DIY, or do it yourself, was once a rallying cry for movements, not individuals. Don’t wait for a label to discover you; form a band and go on tour. It was a very scrappy call to be the change you want to see in the world, but usually your self was part of a collective. I’m not sure how it happened, but DIY slowly became the province of places like Home Depot and the Home and Garden Network. That’s not a bad thing overall; I’ve painted a ceiling and taken off a drain trap as needed, and it feels great to have the skills to take care of oneself at that basic level. But our drive for independence keeps us too far from one another and assumes we are all equal, not just in terms of access, but ability.
When you are deeply unwell and alone too much of the time, joining a group of mimosa-drinking adult coloring book enthusiasts might feel roughly equivalent to facing a firing squad. But failing to make those soft social connections cuts us off from a wide range of resources, from job referrals, housing leads or simply learning about similar events. And while almost anyone can find at least one event they’d be willing to attend, things like work, child care, elder care and appointments to manage our own physical and mental health can make access extremely challenging.
Saying “it’s who you know” conjures up images of old-boys networks, but building connections is where our collective future health and happiness lies. Someone recently posted about disaster preparedness on my Facebook wall; we were in the midst of a terrible fire season and live with earthquakes as an ever-present threat. She asked what people would take with them if forced to run, and the realization that I’d be doing so alone and on foot hit me hard. I responded, “Bus fare, and maybe a rosary,” feeling panicked.

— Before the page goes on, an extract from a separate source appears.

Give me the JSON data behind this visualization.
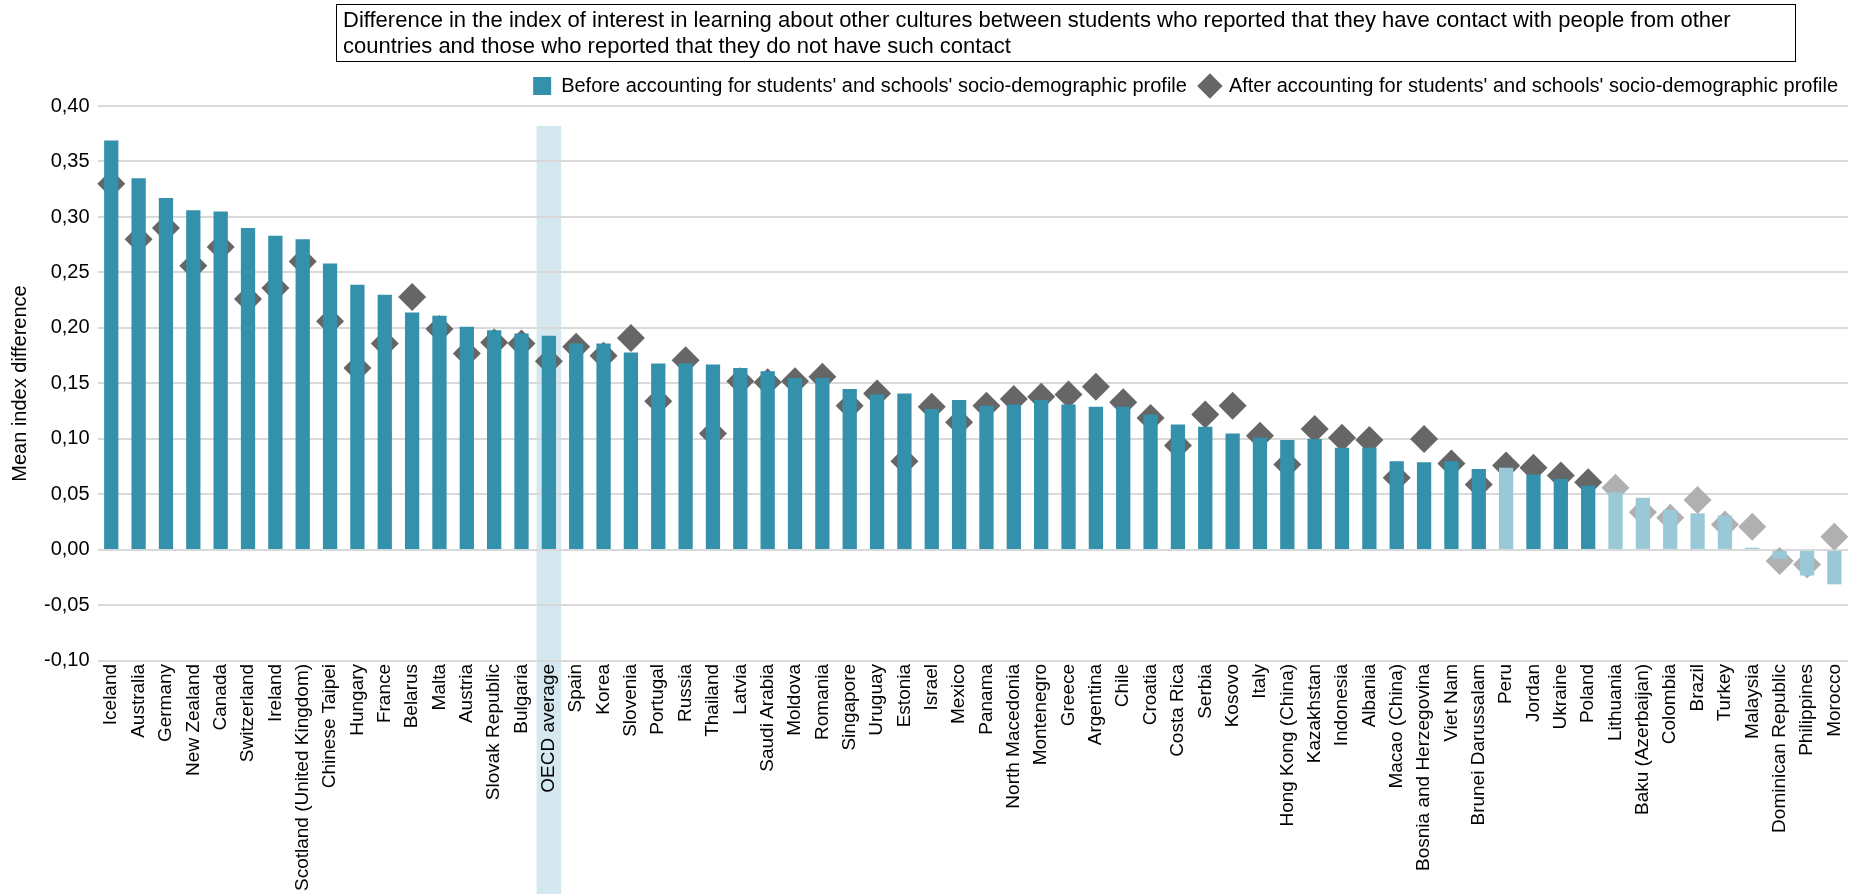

I continue to push myself out of my comfort zone, and when I see others doing the same it makes me both proud and weepy. I dream that my granny squares will knit into yours, or your collage will join mine in a mural, or that we will find some earth to dig in side by side. I rub these notions into those rosary beads daily, another self-care ritual secretly designed to lead me out of myself and into the world at large. I hope to meet you there.